Taki lives the High life
On board S/Y Bushido, off Corfu
From my porthole I can see Roger Taylor — drummer of Queen — talking to his three blonde and beautiful daughters. The eldest, Rory, has just become a doctor, the other two are still kids, and there are also two very talented boys, not on board Tiger Lily, his boat. One of his sons is an extremely talented drummer, which I guess goes with the territory, as they say. Rock stars do not for typical loving families make, but Roger’s seems to be an exception.

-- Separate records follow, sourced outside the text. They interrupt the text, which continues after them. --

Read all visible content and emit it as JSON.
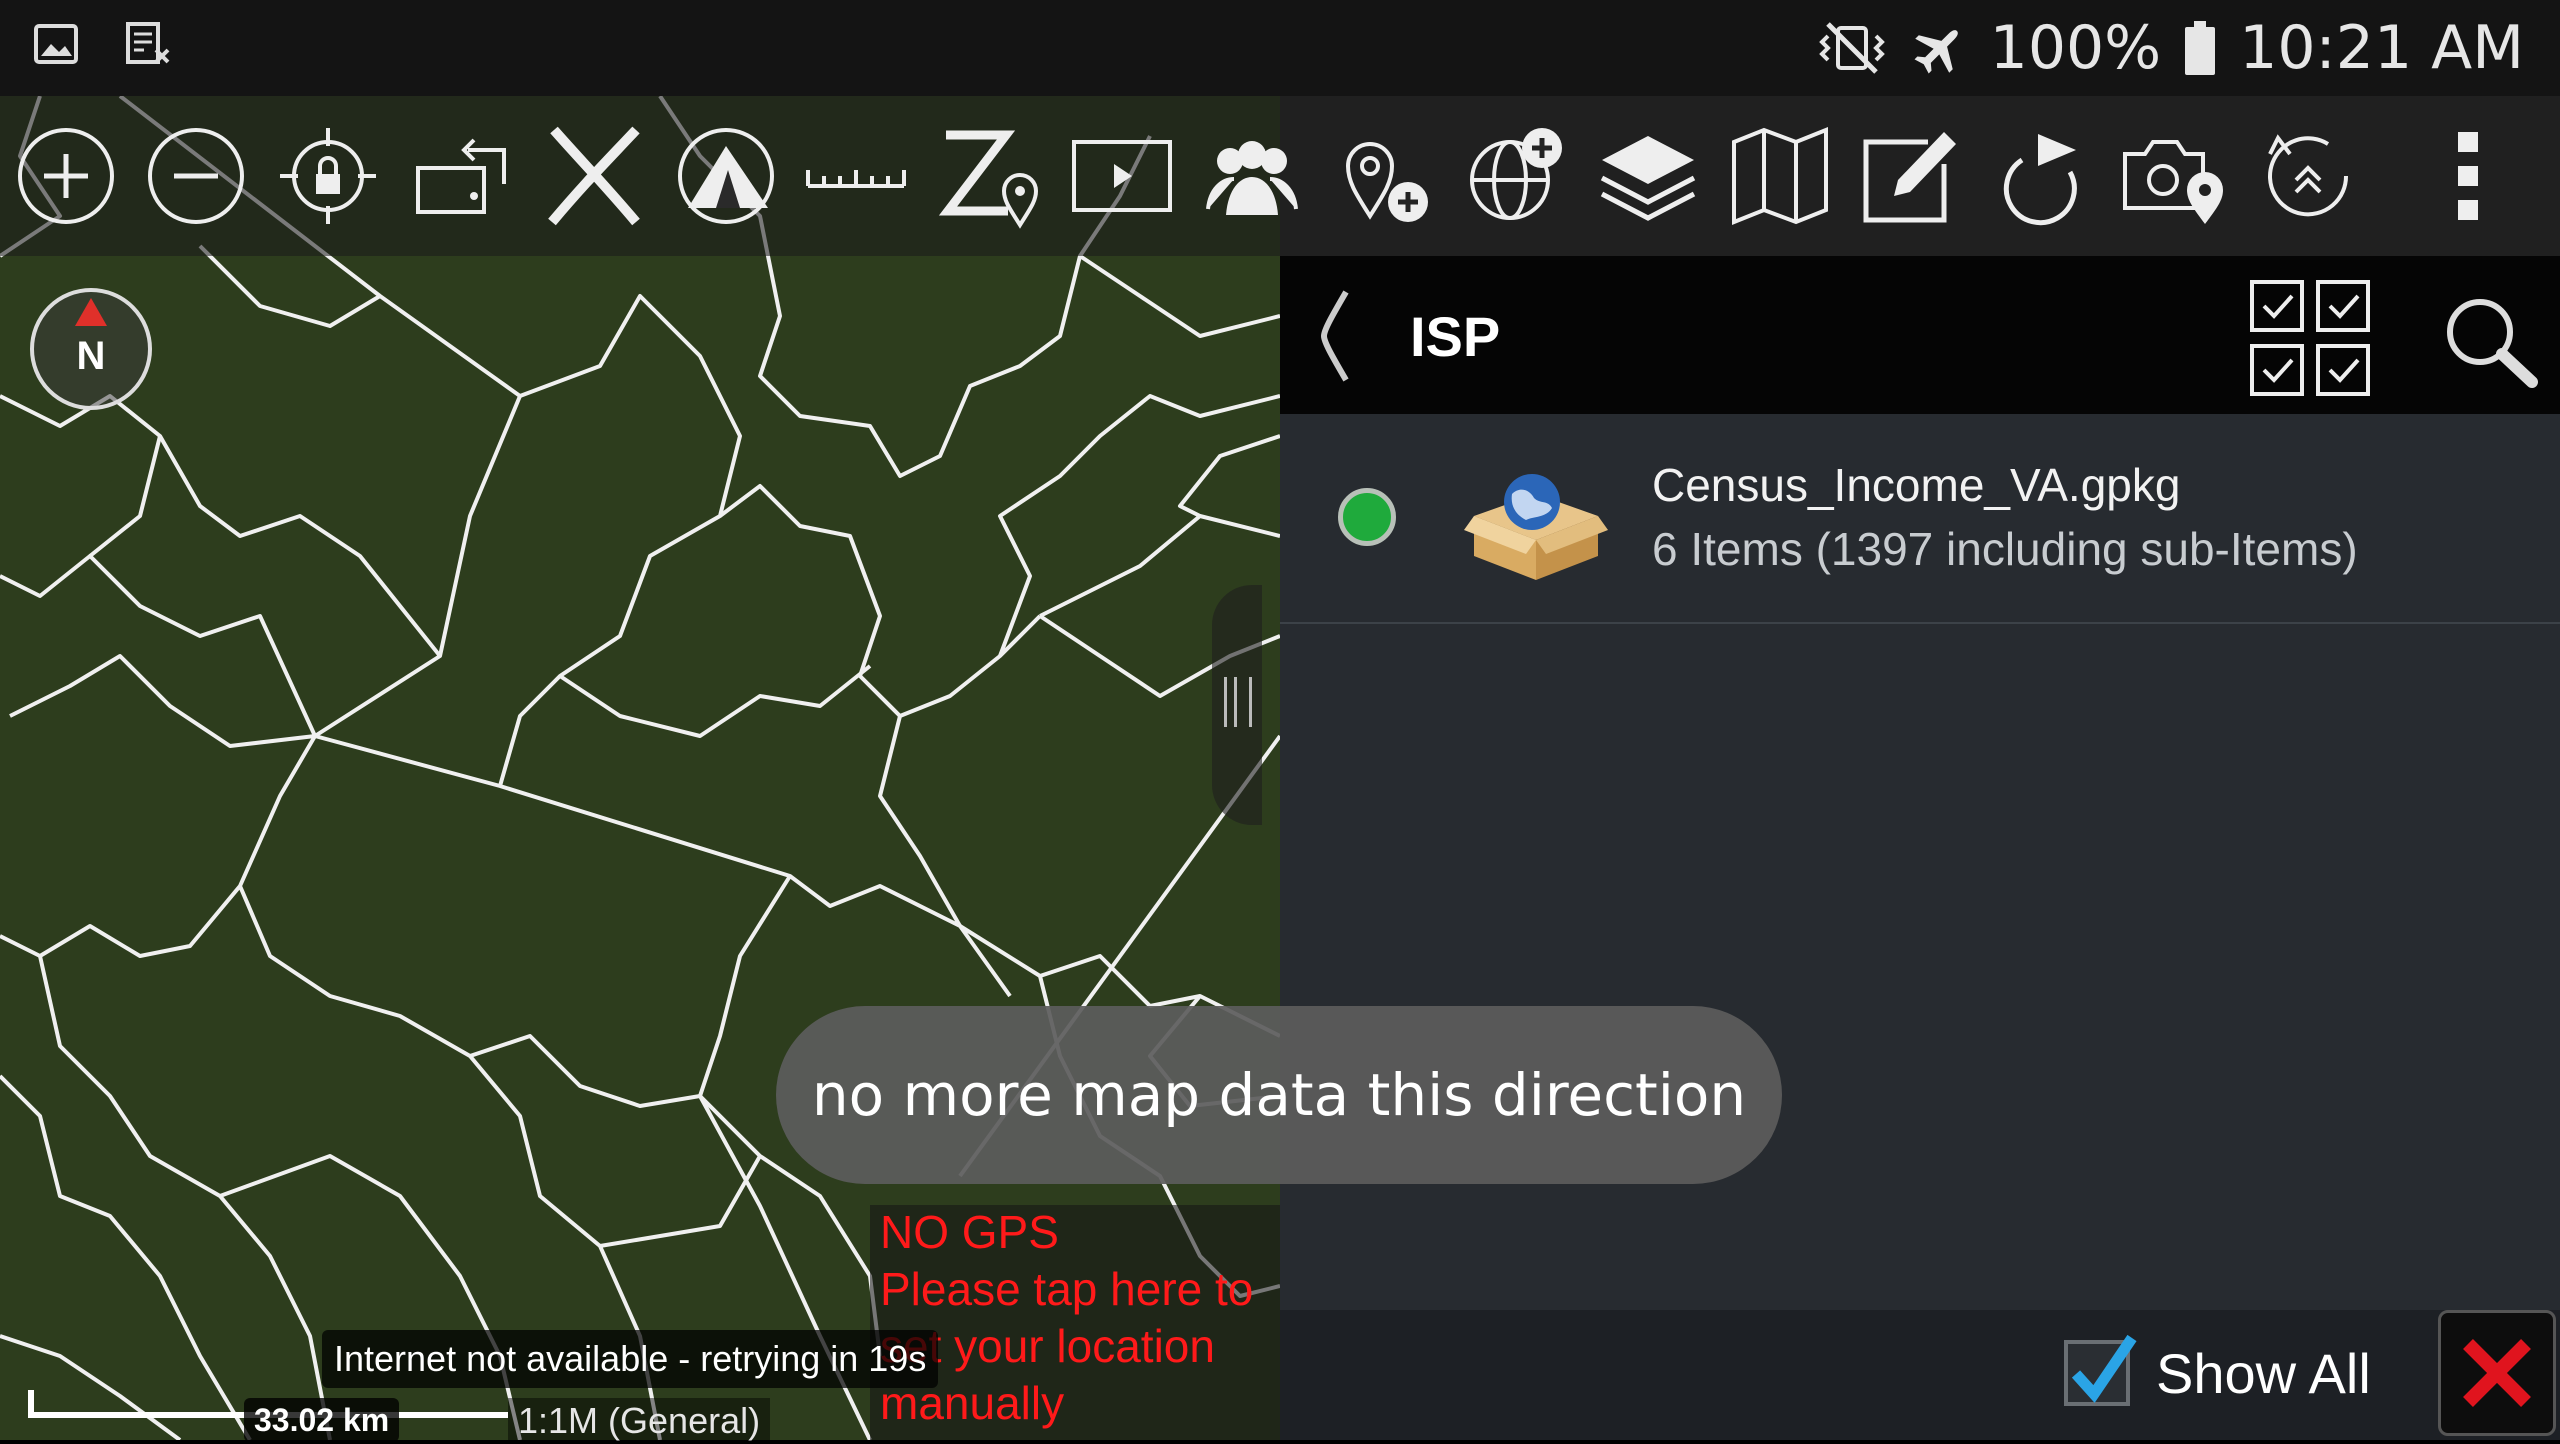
{
  "status_bar": {
    "battery": "100%",
    "time": "10:21 AM",
    "icons": [
      "image-icon",
      "screenshot-icon",
      "vibrate-mute-icon",
      "airplane-mode-icon",
      "battery-icon"
    ]
  },
  "toolbar": {
    "icons": [
      "zoom-in-icon",
      "zoom-out-icon",
      "lock-location-icon",
      "rotate-map-icon",
      "cancel-icon",
      "tent-icon",
      "measure-ruler-icon",
      "z-pin-icon",
      "play-video-icon",
      "contacts-icon",
      "add-point-icon",
      "add-overlay-icon",
      "layers-icon",
      "map-icon",
      "edit-icon",
      "route-icon",
      "camera-location-icon",
      "refresh-icon",
      "more-icon"
    ]
  },
  "map": {
    "scale_distance": "33.02 km",
    "scale_zoom": "1:1M (General)",
    "internet_notice": "Internet not available - retrying in 19s",
    "gps_warning": [
      "NO GPS",
      "Please tap here to",
      "set your location",
      "manually"
    ],
    "compass_label": "N",
    "toast": "no more map data this direction",
    "background_color": "#2d3d1d"
  },
  "panel": {
    "title": "ISP",
    "items": [
      {
        "name": "Census_Income_VA.gpkg",
        "description": "6 Items (1397 including sub-Items)",
        "status_color": "#1faa3c"
      }
    ],
    "footer": {
      "show_all_label": "Show All",
      "show_all_checked": true
    }
  }
}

Speaking of rockers, I could not have been more pleased about that turd Charlie Gilmour getting 16 months. I know, I know, he’s young and he was upset about his real old man, but this is lawyer bs. I would have given him 24 months, and an extra six for having cut his hair and for playing the victim. He’s nothing of the sort. He knew damn well what the Cenotaph is all about, and in any other civilised country he would have got more. Back in 1959, a drunken American student tried to light his cigarette from the eternal flame underneath the Arc de Triomphe, and got a year in a tough jail and a fine that broke his parents. That was then, this is now, and Charlie, as they call him, has had too many hacks asking for mercy, which means the fix is in.
And speaking of the fix, I predict Murdoch will get off and be allowed to purchase Sky, and everything will be hunky-dory once it blows over. Back in 1994, Sue Douglas and John Witherow hired me to write Atticus for the Sunday Times. Witherow proposed 80. ‘I get 80 from the Speccie,’ I told them. ‘Cut the crap,’ said Sue. ‘The Spectator doesn’t pay you 80,000 pounds per annum.’ The penny dropped and all I said was, ‘Where’s the contract? I’ll sign anything.’

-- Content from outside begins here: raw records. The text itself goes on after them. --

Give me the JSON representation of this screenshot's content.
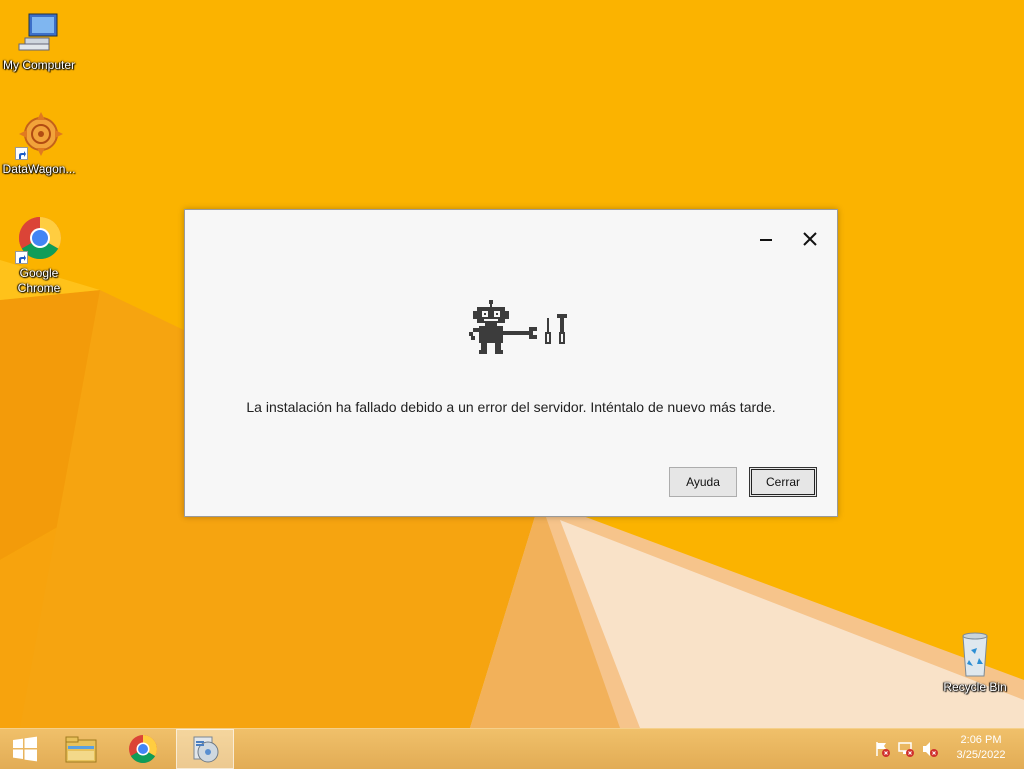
{
  "desktop": {
    "icons": [
      {
        "label": "My Computer"
      },
      {
        "label": "DataWagon..."
      },
      {
        "label": "Google Chrome"
      },
      {
        "label": "Recycle Bin"
      }
    ]
  },
  "dialog": {
    "message": "La instalación ha fallado debido a un error del servidor. Inténtalo de nuevo más tarde.",
    "help_label": "Ayuda",
    "close_label": "Cerrar"
  },
  "taskbar": {
    "items": [
      "start-icon",
      "file-explorer-icon",
      "chrome-icon",
      "setup-icon"
    ],
    "tray": [
      "action-center-flag-icon",
      "network-icon",
      "volume-muted-icon"
    ],
    "time": "2:06 PM",
    "date": "3/25/2022"
  },
  "colors": {
    "wallpaper": "#fbb300",
    "taskbar": "#e8b35c",
    "dialog_bg": "#f7f7f7"
  }
}
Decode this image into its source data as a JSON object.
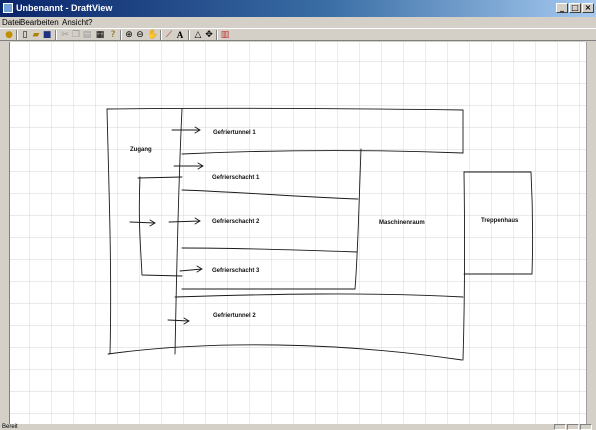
{
  "window": {
    "title": "Unbenannt - DraftView"
  },
  "menu": {
    "items": [
      "Datei",
      "Bearbeiten",
      "Ansicht",
      "?"
    ]
  },
  "canvas": {
    "labels": {
      "zugang": "Zugang",
      "gefriertunnel_1": "Gefriertunnel 1",
      "gefrierschacht_1": "Gefrierschacht 1",
      "gefrierschacht_2": "Gefrierschacht 2",
      "gefrierschacht_3": "Gefrierschacht 3",
      "gefriertunnel_2": "Gefriertunnel 2",
      "maschinenraum": "Maschinenraum",
      "treppenhaus": "Treppenhaus"
    }
  },
  "statusbar": {
    "text": "Bereit"
  }
}
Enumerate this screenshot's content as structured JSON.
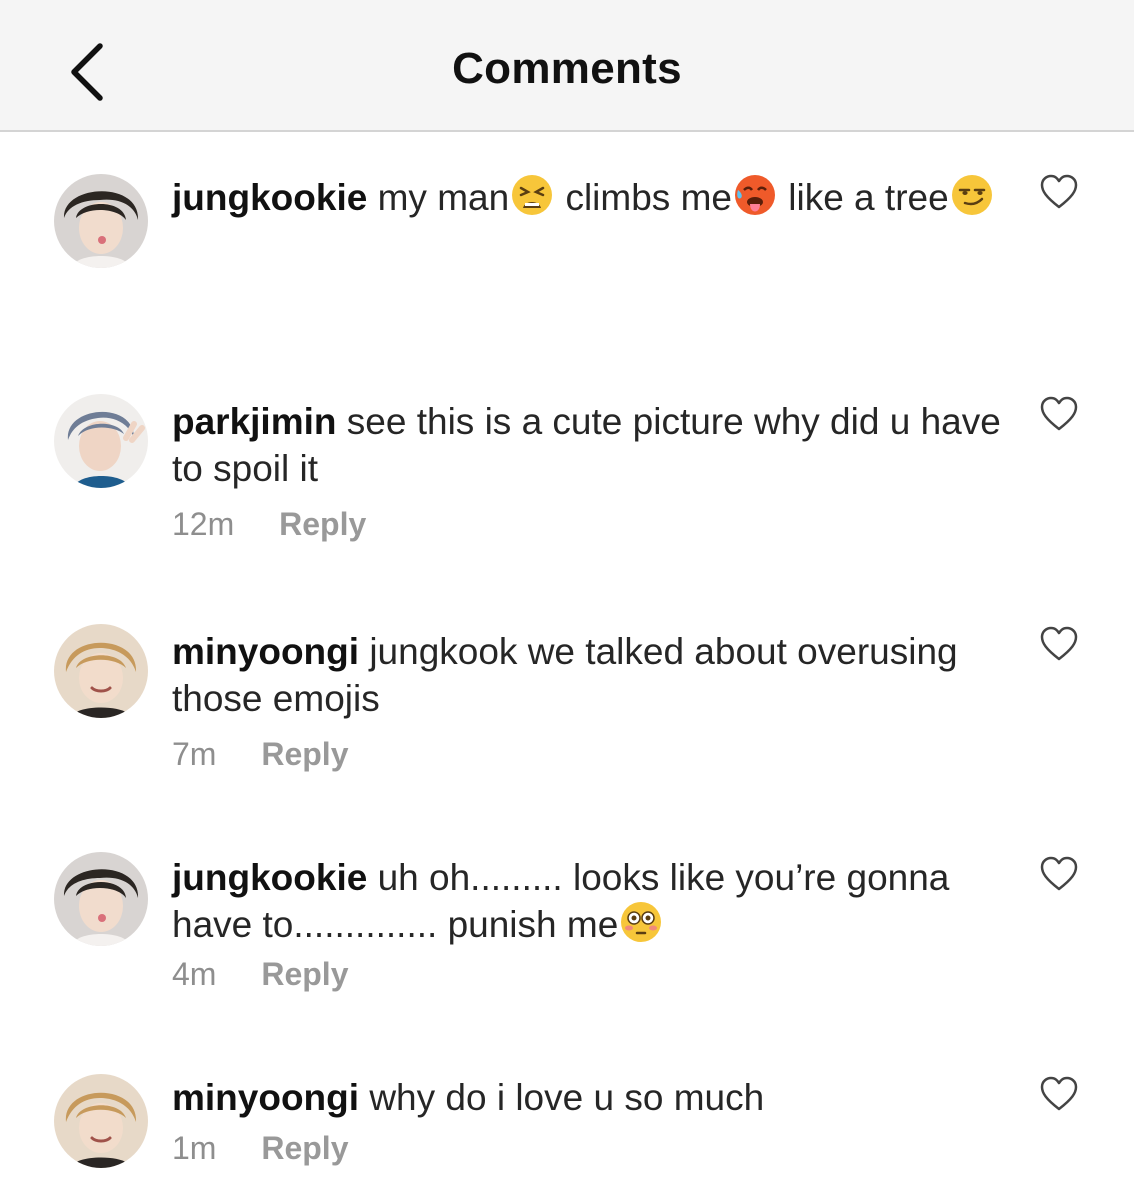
{
  "header": {
    "title": "Comments",
    "back_icon": "chevron-left-icon"
  },
  "comments": [
    {
      "username": "jungkookie",
      "text_parts": [
        "my man",
        " climbs me",
        " like a tree"
      ],
      "emojis": [
        "tired-face-emoji",
        "hot-face-emoji",
        "smirking-face-emoji"
      ],
      "time": "",
      "reply": ""
    },
    {
      "username": "parkjimin",
      "text": "see this is a cute picture why did u have to spoil it",
      "time": "12m",
      "reply": "Reply"
    },
    {
      "username": "minyoongi",
      "text": "jungkook we talked about overusing those emojis",
      "time": "7m",
      "reply": "Reply"
    },
    {
      "username": "jungkookie",
      "text": "uh oh......... looks like you’re gonna have to.............. punish me",
      "emojis": [
        "flushed-face-emoji"
      ],
      "time": "4m",
      "reply": "Reply"
    },
    {
      "username": "minyoongi",
      "text": "why do i love u so much",
      "time": "1m",
      "reply": "Reply"
    }
  ],
  "colors": {
    "header_bg": "#f5f5f5",
    "text": "#262626",
    "muted": "#8e8e8e",
    "emoji_yellow": "#f7c63a",
    "emoji_red": "#ef5a2a"
  }
}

The funny thing was that a week later, at a New York party, the great Rupert himself came up to me and told me how happy he was ‘that you are joining our family’. I was flattered, to say the least, until I heard him tell his wife Anna, whom I was seated next to at dinner, to be very careful what she said in front of me. A couple of years later, at a New York bash, he approached me and asked me to ‘stir it up a bit’. Namely to go after Mort Zuckerman, the owner of the New York Daily News, direct competitor to Rupert’s New York Post. Which I did, until I was told in no uncertain terms that Rupert had ordered the then editor of the Post — I also had a column there — never to allow me to attack Zuckerman. Go figure!

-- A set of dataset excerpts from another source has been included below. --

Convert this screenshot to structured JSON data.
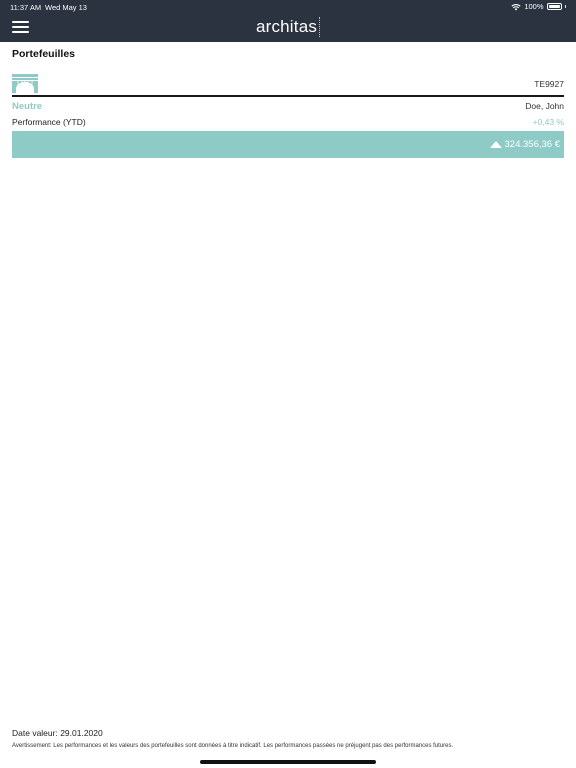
{
  "status_bar": {
    "time": "11:37 AM",
    "date": "Wed May 13",
    "battery": "100%"
  },
  "header": {
    "logo_text": "architas"
  },
  "page": {
    "title": "Portefeuilles"
  },
  "portfolio": {
    "code": "TE9927",
    "profile": "Neutre",
    "owner": "Doe, John",
    "performance_label": "Performance (YTD)",
    "performance_value": "+0,43 %",
    "value": "324.356,36 €",
    "trend": "up"
  },
  "footer": {
    "date_value": "Date valeur: 29.01.2020",
    "disclaimer": "Avertissement: Les performances et les valeurs des portefeuilles sont données à titre indicatif. Les performances passées ne préjugent pas des performances futures."
  },
  "colors": {
    "header_bg": "#2b3240",
    "accent": "#8ecac6"
  }
}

Strange people, these Murdochs. They’re neither Brits, nor Aussies, not even Yanks. What was it they used to call Jews? Cosmopolites? My buddy Leopold Bismarck was staying on board with his beautiful wife Debonnaire, and he slipped me a Somerset Maugham short story, ‘The Alien Corn’, while recovering on deck from a very hard night ashore. I had never read it, and it blew my mind, as they say in Hollywood. I’ll go straight to the point.
Ferdy Rabenstein is a dandy, invited to all the grand parties of the time, a lover of a grand duchess, popular and sought after by grand people because of his wit, money and great taste. He does not hide his Jewishness, in fact he is known for his ability to tell the best Jewish jokes in the most perfect accent. The narrator eventually meets his family, one that has been ennobled after having changed their name from Bleikogel to Bland, and having acquired a very grand house in the country.
Sir Adolphus Bland is an MP, his wife Muriel claims to have been brought up in a convent, and their two sons are the most perfect English upper-class gents one can imagine. I will not spoil it for you, but it’s such a good story, it made me look back at my past 40 years in England and reflect. The eldest son, George, his parents’ favourite who was expected from childhood to ‘play his part in the affairs of the country’, breaks away and goes off to Munich to study music. He does not want to shoot, he does not want to hunt, he does not want to be an MP, he does not want to be a millionaire. He does not want to be a baronet, or a peer.
‘You know, I don’t like the English people,’ he tells the narrator. ‘I never really know where I am with you. You’re so dull and conventional. You never let yourselves go. There is no freedom of the soul, and you’re such funks. There’s nothing in the world you’re so frightened of as doing the wrong thing. I don’t want to be English. I want to be a Jew. I am a Jew and you know it, and a German Jew into the bargain. You don’t know how much more easy I feel with them…’
The story ends tragically, but the beauty of it is that Maugham knows all about life and people. It was obviously written between the wars — hence George’s love for Germany and his people — but when I finished it I thought of the Murdochs, wandering cosmopolites seeking power and wealth, and of the Blands frightened of doing the wrong thing, and of George wanting to be Jewish. I once knew a family just like the Blands, and they’re still with us, and how sorry I felt for them once I read ‘The Alien Corn’. I know it sounds phony, but I actually feel sorry for the Murdochs.